Reversible pH Switch of Two-Quartet G-Quadruplexes Formed by Human Telomere

A four‐repeat human telomere DNA sequence without the 3′‐end guanine, d[TAGGG(TTAGGG)2TTAGG] (htel1‐ΔG23) has been found to adopt two distinct two G‐quartet antiparallel basket‐type G‐quadruplexes, TD and KDH+ in presence of KCl. NMR, CD, and UV spectroscopy have demonstrated that topology of KDH+ form is distinctive with unique protonated T18⋅A20+⋅G5 base triple and other capping structural elements that provide novel insight into structural polymorphism and heterogeneity of G‐quadruplexes in general.
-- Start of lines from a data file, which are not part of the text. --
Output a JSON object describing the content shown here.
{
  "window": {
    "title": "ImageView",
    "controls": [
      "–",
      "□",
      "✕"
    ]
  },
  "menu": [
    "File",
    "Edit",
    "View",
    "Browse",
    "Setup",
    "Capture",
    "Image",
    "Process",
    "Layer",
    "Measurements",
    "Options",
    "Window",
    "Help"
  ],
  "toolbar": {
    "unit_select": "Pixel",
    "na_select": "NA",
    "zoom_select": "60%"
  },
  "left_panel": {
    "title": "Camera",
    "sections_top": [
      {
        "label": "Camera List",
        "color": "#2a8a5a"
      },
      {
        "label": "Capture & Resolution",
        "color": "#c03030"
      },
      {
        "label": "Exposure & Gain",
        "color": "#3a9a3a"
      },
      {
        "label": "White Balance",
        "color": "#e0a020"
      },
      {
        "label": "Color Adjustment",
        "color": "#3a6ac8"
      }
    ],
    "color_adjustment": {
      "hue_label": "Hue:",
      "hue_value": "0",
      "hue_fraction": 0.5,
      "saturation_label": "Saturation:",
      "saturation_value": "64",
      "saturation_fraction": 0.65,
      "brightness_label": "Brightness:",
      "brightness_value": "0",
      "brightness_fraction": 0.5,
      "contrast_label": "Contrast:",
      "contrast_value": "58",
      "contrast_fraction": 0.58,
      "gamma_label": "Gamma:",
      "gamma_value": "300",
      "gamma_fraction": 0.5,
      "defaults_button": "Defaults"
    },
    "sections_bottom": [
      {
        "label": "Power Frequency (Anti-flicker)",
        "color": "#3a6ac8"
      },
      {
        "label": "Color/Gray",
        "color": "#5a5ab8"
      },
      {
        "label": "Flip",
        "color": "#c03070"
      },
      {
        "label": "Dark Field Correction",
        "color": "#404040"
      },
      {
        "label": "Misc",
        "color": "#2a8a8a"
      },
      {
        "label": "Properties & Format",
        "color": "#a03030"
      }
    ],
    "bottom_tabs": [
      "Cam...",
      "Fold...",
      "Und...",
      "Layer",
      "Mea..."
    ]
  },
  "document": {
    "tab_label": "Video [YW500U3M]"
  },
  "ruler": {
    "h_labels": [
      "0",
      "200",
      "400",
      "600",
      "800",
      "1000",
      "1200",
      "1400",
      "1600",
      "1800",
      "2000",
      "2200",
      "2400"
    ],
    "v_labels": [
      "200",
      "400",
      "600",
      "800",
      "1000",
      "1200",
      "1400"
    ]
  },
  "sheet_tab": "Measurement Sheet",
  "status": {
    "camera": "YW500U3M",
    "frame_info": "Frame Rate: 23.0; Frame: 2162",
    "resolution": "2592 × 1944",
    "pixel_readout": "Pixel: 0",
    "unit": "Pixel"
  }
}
Specific stacking interactions amongst two G‐quartets flanking base triples and base pairs in TD and KDH+ forms are reflected in 10 K higher thermal stability of KDH+. Populations of TD and KDH+ forms are controlled by pH. The (de)protonation of A20 is the key for pH driven structural transformation of htel1‐ΔG23. Reversibility offers possibilities for its utilization as a conformational switch within different compartments of living cell enabling specific ligand and protein interactions. Reversible G‐quadruplex pH switch: A human telomere DNA sequence has been found to adopt two distinct two G‐quartet antiparallel basket‐type G‐quadruplexes, a TD and KDH+ form, which can reversibly transform to each other by variation of pH. The protonation and deprotonation of A20 is the key for the transformation. Reversibility offers possibilities for its utilization as conformational switch in a highly polymorphic system.